Editor’s note: This article first appeared on Insurance.com and is reprinted here with their permission. Click here for the original post.
I totaled my car last week. I found out I owe more than it’s worth. Will my auto insurance provider pay off the whole loan or just the car’s value? How do I get money toward a replacement car?
Your car insurance company will pay only actual cash value (ACV) for your vehicle. That is the fair market value of your vehicle the instant before it was damaged in the auto accident.
Auto insurance providers never pay more than the value of the vehicle when it is deemed a total loss. (See “Understand your options for a totaled car.“)
Your collision deductible will be deducted from the actual cash value. Say you owe $20,000 and your vehicle is found to be worth $15,000 at the time of the accident and you have a $1,000 deductible. Your car insurance company would pay out $14,000 for your totaled vehicle.
The money wouldn’t come directly to you because your car is financed. It could go straight to the bank. Or, the check would be made out to you and your lender for you to sign and send it on to your finance company.
In the above scenario, you’d still end up owing your lender $6,000. This money will need to come from you—unless you have gap insurance. (See “Buy gap insurance for your new car?)
Gap insurance is wise to have if you’re upside down on your car loan (owe more than the car is worth), because it will pay the difference between the actual cash value of your vehicle and what is still owed on your car. Some gap insurance policies will even cover your collision deductible.
Insurance fixes your car, not your finances
Unfortunately, even if you do have gap insurance to cover the rest of your loan amount, you won’t be left with money to put toward a replacement car.
To have money to put down on a replacement car, you would have needed to owe less than your loan amount. If you had, then you would have received the money remaining after the lender was paid off. Or had owned the car outright, all of the money would have come to you to put toward a new car.

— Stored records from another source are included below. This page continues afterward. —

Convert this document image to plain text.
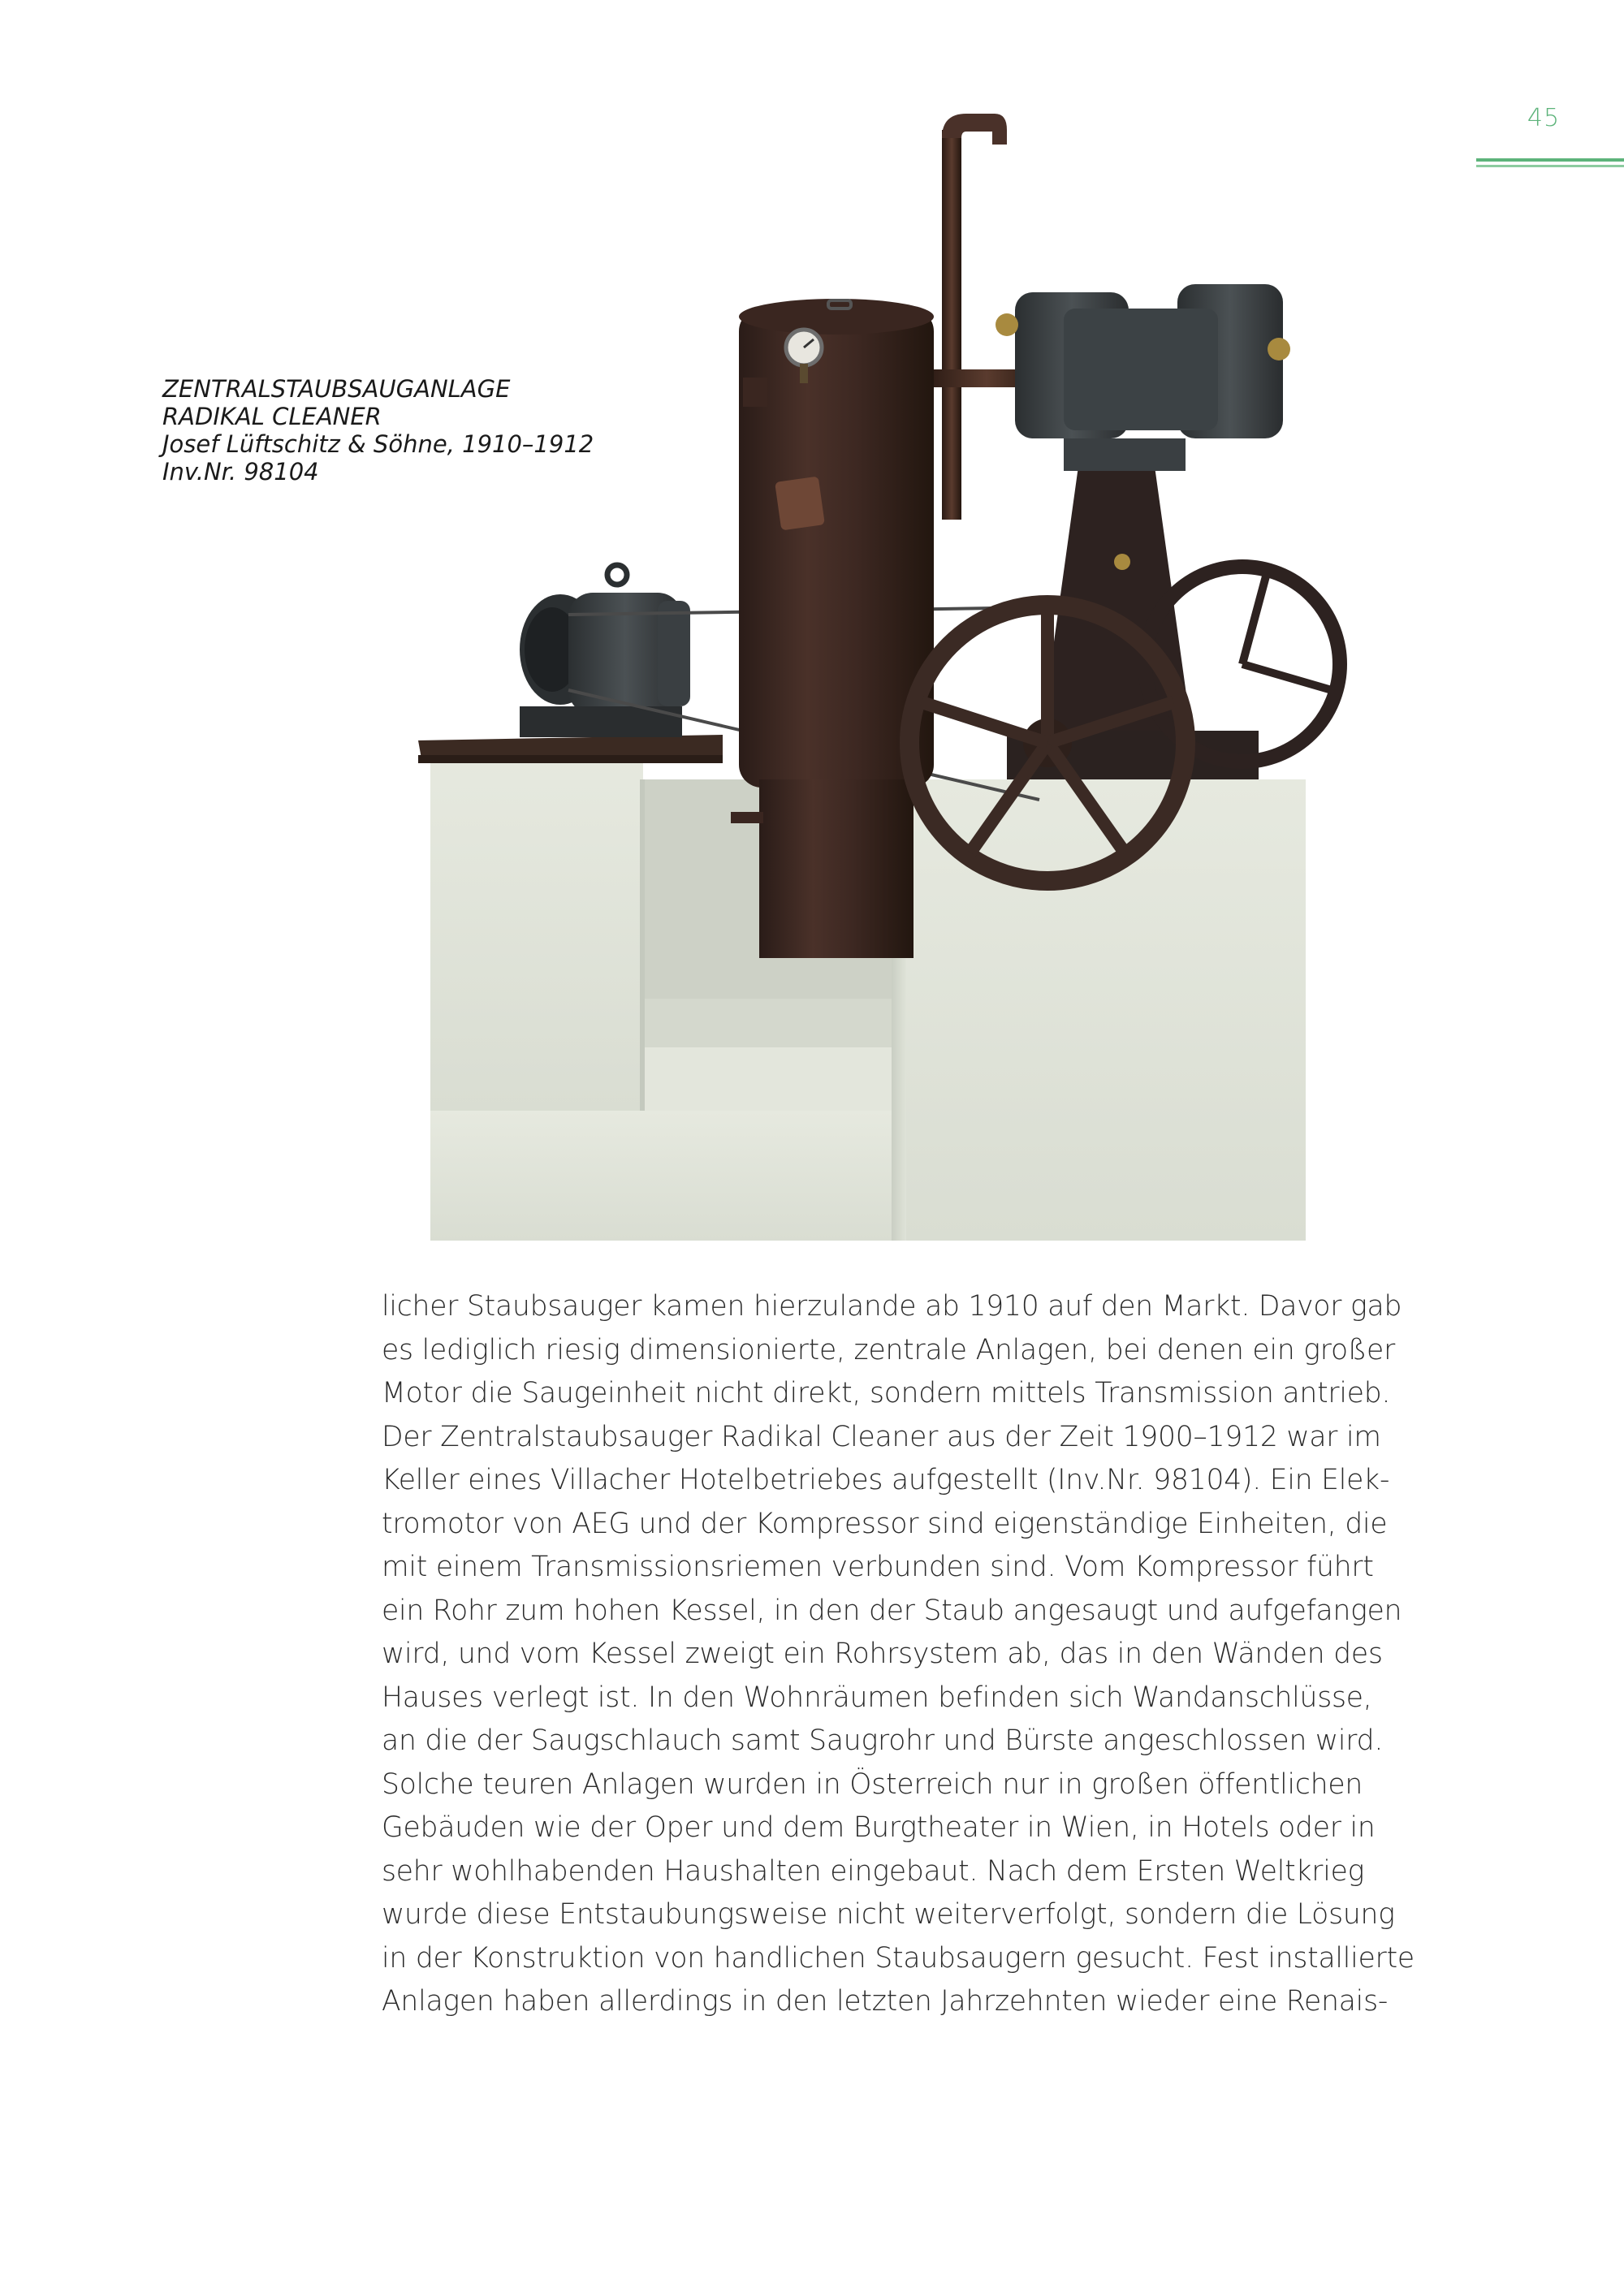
45
ZENTRALSTAUBSAUGANLAGE
RADIKAL CLEANER
Josef Lüftschitz & Söhne, 1910–1912
Inv.Nr. 98104
licher Staubsauger kamen hierzulande ab 1910 auf den Markt. Davor gab
es lediglich riesig dimensionierte, zentrale Anlagen, bei denen ein großer
Motor die Saugeinheit nicht direkt, sondern mittels Transmission antrieb.
Der Zentralstaubsauger Radikal Cleaner aus der Zeit 1900–1912 war im
Keller eines Villacher Hotelbetriebes aufgestellt (Inv.Nr. 98104). Ein Elek-
tromotor von AEG und der Kompressor sind eigenständige Einheiten, die
mit einem Transmissionsriemen verbunden sind. Vom Kompressor führt
ein Rohr zum hohen Kessel, in den der Staub angesaugt und aufgefangen
wird, und vom Kessel zweigt ein Rohrsystem ab, das in den Wänden des
Hauses verlegt ist. In den Wohnräumen befinden sich Wandanschlüsse,
an die der Saugschlauch samt Saugrohr und Bürste angeschlossen wird.
Solche teuren Anlagen wurden in Österreich nur in großen öffentlichen
Gebäuden wie der Oper und dem Burgtheater in Wien, in Hotels oder in
sehr wohlhabenden Haushalten eingebaut. Nach dem Ersten Weltkrieg
wurde diese Entstaubungsweise nicht weiterverfolgt, sondern die Lösung
in der Konstruktion von handlichen Staubsaugern gesucht. Fest installierte
Anlagen haben allerdings in den letzten Jahrzehnten wieder eine Renais-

But your insurance company isn’t obligated to buy you another car, just to pay you the pre-accident value of your old one.
If you can’t put a hefty down payment toward the new car, consider a gap policy essential. You’ll been burned once already.
When you do get a replacement vehicle, compare car insurance rates with multiple auto insurance providers to find who will offer you the best rates. With this accident on your record, you could save hundreds, or more, by shopping around and finding the insurer that doesn’t rate as severely for an accident on your record.